Farmindustria: Manovra 2019, settore farmaci a rischio precipizio

Roma, 15 gennaio – Sulla scia dell’allarme Istat, che per il mese di novembre 2018 ha rilevato un crollo della produzione industriale, si rincorrono reazioni di preoccupazione dal mondo produttivo. La stima, pubblicata dall’Istituto, ha evidenziato una diminuzione della produzione dell’1,6% rispetto ad ottobre. Una flessione riflessa anche sul dato relativo alla media del trimestre (settembre-ottobre 2018), durante il quale l’asticella della produzione è scesa dello 0,1% rispetto ai tre mesi precedenti.

Tra le reazioni preoccupate, emerge quella di Farmindustria: “Il dato sulla produzione industriale relativo al nostro settore è ancora positivo e conferma il valore della farmaceutica italiana” è il commento del  presidente Massimo Scaccabarozzi (nella foto) raccolto e diffuso da AdnKronos. “Ma anche noi cominciamo a calare: nel primo semestre del 2018 la produzione industriale di medicinali aveva fatto segnare un +5%, a novembre +3%. Anche il dato del mese è positivo (+1,3%), ma il quadro è molto preoccupante: noi stiamo ancora tirando, ma siamo sull’orlo del precipizio”.
A novembre 2018, l’Istat stima una diminuzione dell’indice destagionalizzato della produzione industriale dell’1,6% rispetto a ottobre. Nella media del trimestre settembre–novembre 2018 il livello della produzione registra una flessione dello 0,1% rispetto ai tre mesi precedenti. Corretto per gli effetti di calendario, sempre a novembre, l’indice è diminuito in termini tendenziali del 2,6% (i giorni lavorativi sono stati 21 come a novembre 2017). Nella media dei primi undici mesi dell’anno la produzione è cresciuta dell’1,2% rispetto all’anno precedente.  Mentre si osservano diminuzioni rilevanti per i beni intermedi (-5,3%), per l’energia (-4,2%) e, in misura più contenuta, per i beni strumentali (-2,0%), si registra una moderata crescita tendenziale si registra solo olo per i beni di consumo (+0,7%):  I settori di attività economica con variazioni tendenziali positive sono le industrie alimentari, bevande e tabacco (+2,7%), la produzione di prodotti farmaceutici di base e preparati farmaceutici (+1,3%) e le altre industrie manifatturiere, riparazione e installazione di macchine ed apparecchiature (+1,1%).

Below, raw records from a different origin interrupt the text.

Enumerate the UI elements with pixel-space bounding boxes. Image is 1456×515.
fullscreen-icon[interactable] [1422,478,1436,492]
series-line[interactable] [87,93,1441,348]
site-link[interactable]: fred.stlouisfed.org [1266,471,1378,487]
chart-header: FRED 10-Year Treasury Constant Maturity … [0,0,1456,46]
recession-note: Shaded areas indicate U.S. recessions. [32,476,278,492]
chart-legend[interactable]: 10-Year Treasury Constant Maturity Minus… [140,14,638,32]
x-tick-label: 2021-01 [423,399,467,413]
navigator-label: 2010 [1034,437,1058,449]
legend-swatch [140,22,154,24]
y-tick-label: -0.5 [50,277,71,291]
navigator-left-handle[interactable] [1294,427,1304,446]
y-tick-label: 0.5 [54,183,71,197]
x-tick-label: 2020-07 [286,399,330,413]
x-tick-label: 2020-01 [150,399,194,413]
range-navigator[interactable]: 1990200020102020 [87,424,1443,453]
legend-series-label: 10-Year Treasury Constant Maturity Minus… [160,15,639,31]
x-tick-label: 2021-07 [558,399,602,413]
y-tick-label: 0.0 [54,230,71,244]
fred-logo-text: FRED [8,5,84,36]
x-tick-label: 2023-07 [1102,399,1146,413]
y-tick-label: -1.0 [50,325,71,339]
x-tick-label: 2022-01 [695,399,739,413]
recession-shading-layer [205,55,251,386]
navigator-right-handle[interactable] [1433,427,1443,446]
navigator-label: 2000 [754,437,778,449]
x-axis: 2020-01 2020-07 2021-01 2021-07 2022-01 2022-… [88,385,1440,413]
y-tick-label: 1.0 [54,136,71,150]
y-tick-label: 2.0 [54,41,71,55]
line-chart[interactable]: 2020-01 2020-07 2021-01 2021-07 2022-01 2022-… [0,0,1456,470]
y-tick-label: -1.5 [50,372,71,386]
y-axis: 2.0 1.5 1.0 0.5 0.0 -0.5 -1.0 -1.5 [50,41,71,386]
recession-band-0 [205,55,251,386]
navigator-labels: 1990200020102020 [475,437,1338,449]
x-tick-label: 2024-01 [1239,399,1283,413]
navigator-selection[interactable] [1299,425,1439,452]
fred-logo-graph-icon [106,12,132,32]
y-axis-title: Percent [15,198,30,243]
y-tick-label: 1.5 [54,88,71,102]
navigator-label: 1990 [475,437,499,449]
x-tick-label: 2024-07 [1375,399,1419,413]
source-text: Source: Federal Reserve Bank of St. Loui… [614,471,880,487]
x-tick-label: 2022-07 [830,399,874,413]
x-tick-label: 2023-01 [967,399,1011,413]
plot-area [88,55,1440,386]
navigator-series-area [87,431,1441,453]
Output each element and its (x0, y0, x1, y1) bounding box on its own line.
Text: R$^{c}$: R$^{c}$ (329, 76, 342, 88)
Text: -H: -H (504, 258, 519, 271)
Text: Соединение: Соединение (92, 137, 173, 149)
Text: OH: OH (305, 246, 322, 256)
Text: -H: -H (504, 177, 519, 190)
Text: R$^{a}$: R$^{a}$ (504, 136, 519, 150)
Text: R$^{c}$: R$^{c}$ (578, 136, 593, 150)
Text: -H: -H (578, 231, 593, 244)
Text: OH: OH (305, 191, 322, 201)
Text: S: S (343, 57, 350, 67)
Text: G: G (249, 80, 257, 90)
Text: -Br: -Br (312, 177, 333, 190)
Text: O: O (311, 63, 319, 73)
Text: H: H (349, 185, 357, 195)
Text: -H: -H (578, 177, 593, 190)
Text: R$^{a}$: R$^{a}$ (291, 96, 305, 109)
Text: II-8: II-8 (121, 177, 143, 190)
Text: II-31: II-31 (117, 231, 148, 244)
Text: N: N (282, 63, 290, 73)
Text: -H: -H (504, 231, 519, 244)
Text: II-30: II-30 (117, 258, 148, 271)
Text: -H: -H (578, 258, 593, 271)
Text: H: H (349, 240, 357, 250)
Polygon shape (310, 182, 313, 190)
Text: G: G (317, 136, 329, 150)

“Speriamo  che la nuova governance farmaceutica non ci dia la spinta finale verso il basso” dichiara ancora Scaccabarozzi ad AdnKronos. “Noi, infatti, oltre che di manovre finanziare viviamo di manovre collaterali, e quella presentata dal ministero della Salute qualche settimana fa speriamo venga discussa con il settore, altrimenti c’è il concreto rischio che anche il nostro comparto arrivi a segnare una percentuale negativa, dopo almeno 5 anni di crescita continua”.

“Abbiamo fatto da traino alla ripresa del Paese e, con la nostra crescita, abbiamo contribuito fortemente alla sua uscita dalla crisi economica e all’affermazione dell’Italia come primo produttore di medicinali in Europa” continua ancora il presidente di Farmindustria. “Adesso questi dati, pur essendo in controtendenza con il settore industriale in generale, non sono più sui livelli che avevamo prima. E questo primato è a rischio”. 
Ma se alle conseguenze negative della manovra economica seguissero quelle dovute alla nuova governance di settore, con l’introduzione del principio dell’equivalenza terapeutica fra farmaci e una revisione del prontuario che a criteri di scientificità anteponesse scelte di economicità, i richi per le aziende del farmaco crescerebbero moltissimo. “Se verrà applicata l’equivalenza terapeutica”  spiega Scaccabarozzi “non solo non si otterranno i due miliardi di risparmi ipotizzati, dato che il 90% della spesa farmaceutica territoriale è già a brevetto scaduto, ma si potrebbe rischiare di distruggere un’industria. Se non avremo più la possibilità di vendere i nostri prodotti allo Stato, che è il nostro unico compratore” conclude il presidente degli industriali “la produzione calerà molto e questo mi preoccupa davvero, date anche le battaglie che abbiamo fatto per rendere l’Italia primo produttore europeo di medicinali. Potrebbe presto non essere più così”.